Lei ha parlato dell’organizzazione di un festival come di una questione di forma. Per quanto passi da uno schermo, la musica via web fino a che punto è assimilabile a quella fruita attraverso la tv (sebbene le smart tv stiano cambiando il concetto di forma e tempo del programma televisivo)? Il web richiede, insomma, una riflessione su forma/format della musica?

«In questa disperazione di non volerci fermare, e per questo produciamo di tutto trasmettendolo in ogni modo possibile, il prodotto è percepito, credo e temo nel 90% dei casi, su apparecchi del tutto inadeguati. Inoltre oggi si riflette troppo poco su cosa l’immagine aggiunga e contestualizzi. Penso al caso storico di Benedetti Michelangeli, o ancora a von Karajan, attentissimo nel curare la ripresa televisiva. La questione inizia quindi dalla produzione e subito dopo tocca la fruizione. La musica riprodotta esiste per essere ascoltata come musica. Quello che noi viviamo nel concerto è più completo e complesso, perché condividiamo lo stesso spazio con l'interprete. Percepiamo come entra, come si pone… la sua fisicità, insomma. Sono ulteriori informazioni che nei semplici concerti filmati vengono a cadere e finiamo per avere un ritratto bidimensionale di musicisti in movimento. Cosa ci porterà la pandemia? Credo una riflessione più approfondita su ciò che l’immagine può aggiungere all’interpretazione».

Una manifestazione come Transart lavora in modo sistematico tra iperfocale, con eventi ambientati in piccole località alpine, e internazionale. In questo senso l’esperienza del territorio è essenziale. La delocalizzazione dell’esperienza fa venire meno il territorio? O resiste?

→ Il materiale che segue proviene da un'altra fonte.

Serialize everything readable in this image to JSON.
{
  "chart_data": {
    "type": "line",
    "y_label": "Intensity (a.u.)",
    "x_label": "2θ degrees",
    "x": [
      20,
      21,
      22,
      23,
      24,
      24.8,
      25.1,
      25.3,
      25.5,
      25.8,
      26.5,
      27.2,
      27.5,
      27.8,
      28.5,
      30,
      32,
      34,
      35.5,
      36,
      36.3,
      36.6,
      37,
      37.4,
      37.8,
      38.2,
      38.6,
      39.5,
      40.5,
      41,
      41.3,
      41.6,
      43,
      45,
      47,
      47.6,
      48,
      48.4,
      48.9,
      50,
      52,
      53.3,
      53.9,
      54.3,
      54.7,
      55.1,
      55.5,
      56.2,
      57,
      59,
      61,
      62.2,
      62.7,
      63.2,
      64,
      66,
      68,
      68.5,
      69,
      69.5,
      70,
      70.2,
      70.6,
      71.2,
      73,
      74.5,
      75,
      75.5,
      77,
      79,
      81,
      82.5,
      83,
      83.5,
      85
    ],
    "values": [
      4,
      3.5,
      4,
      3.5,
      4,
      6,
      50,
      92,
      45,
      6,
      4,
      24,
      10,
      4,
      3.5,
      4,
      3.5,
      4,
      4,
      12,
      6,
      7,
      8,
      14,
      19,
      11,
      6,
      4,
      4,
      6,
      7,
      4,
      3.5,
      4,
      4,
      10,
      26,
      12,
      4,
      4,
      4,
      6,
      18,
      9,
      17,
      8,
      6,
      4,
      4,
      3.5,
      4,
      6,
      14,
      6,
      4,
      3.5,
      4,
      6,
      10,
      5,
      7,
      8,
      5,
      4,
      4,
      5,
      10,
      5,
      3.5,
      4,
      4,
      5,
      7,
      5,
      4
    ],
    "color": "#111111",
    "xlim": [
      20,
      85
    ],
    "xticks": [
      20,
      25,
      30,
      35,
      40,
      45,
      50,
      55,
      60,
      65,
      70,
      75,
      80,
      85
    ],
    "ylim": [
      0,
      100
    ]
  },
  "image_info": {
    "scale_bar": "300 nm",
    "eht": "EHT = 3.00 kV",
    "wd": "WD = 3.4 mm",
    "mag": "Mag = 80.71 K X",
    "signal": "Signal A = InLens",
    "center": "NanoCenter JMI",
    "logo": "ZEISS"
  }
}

«Le rispondo con due esempi. Nel settembre scorso abbiamo organizzato all’interno di Transart, insieme con il Center for Advanced Studies di Eurac Researc, il Congresso futurologico su intelligenza artificiale e arte. Lì si è potuto capire il potenziale del formato ibrido: cinque speaker da più continenti erano presenti online, ma con un allestimento che garantiva il totale coinvolgimento dello spettatore in presenza. L’esperienza deve essere nel pubblico: non ci si può limitare a una replica magra, o una versione più grande dello schermo di casa. A Transart abbiamo sperimentato concerti ibridi. La vocalist e performer norvegese Maja Solveig Kjelstrup Ratkje ha cantato stando in mezzo al Mdi Ensemble: ma se gli strumentisti erano in presenza, lei era una proiezione in dimensioni reali su schermo mentre "fisicamente" era nel suo studio a Oslo. Certo, la composizione consentiva una esecuzione con un ritardo di un secondo, in altri casi questo non è possibile. Ma sono aspetti che vogliamo sviluppare a prescindere alla pandemia».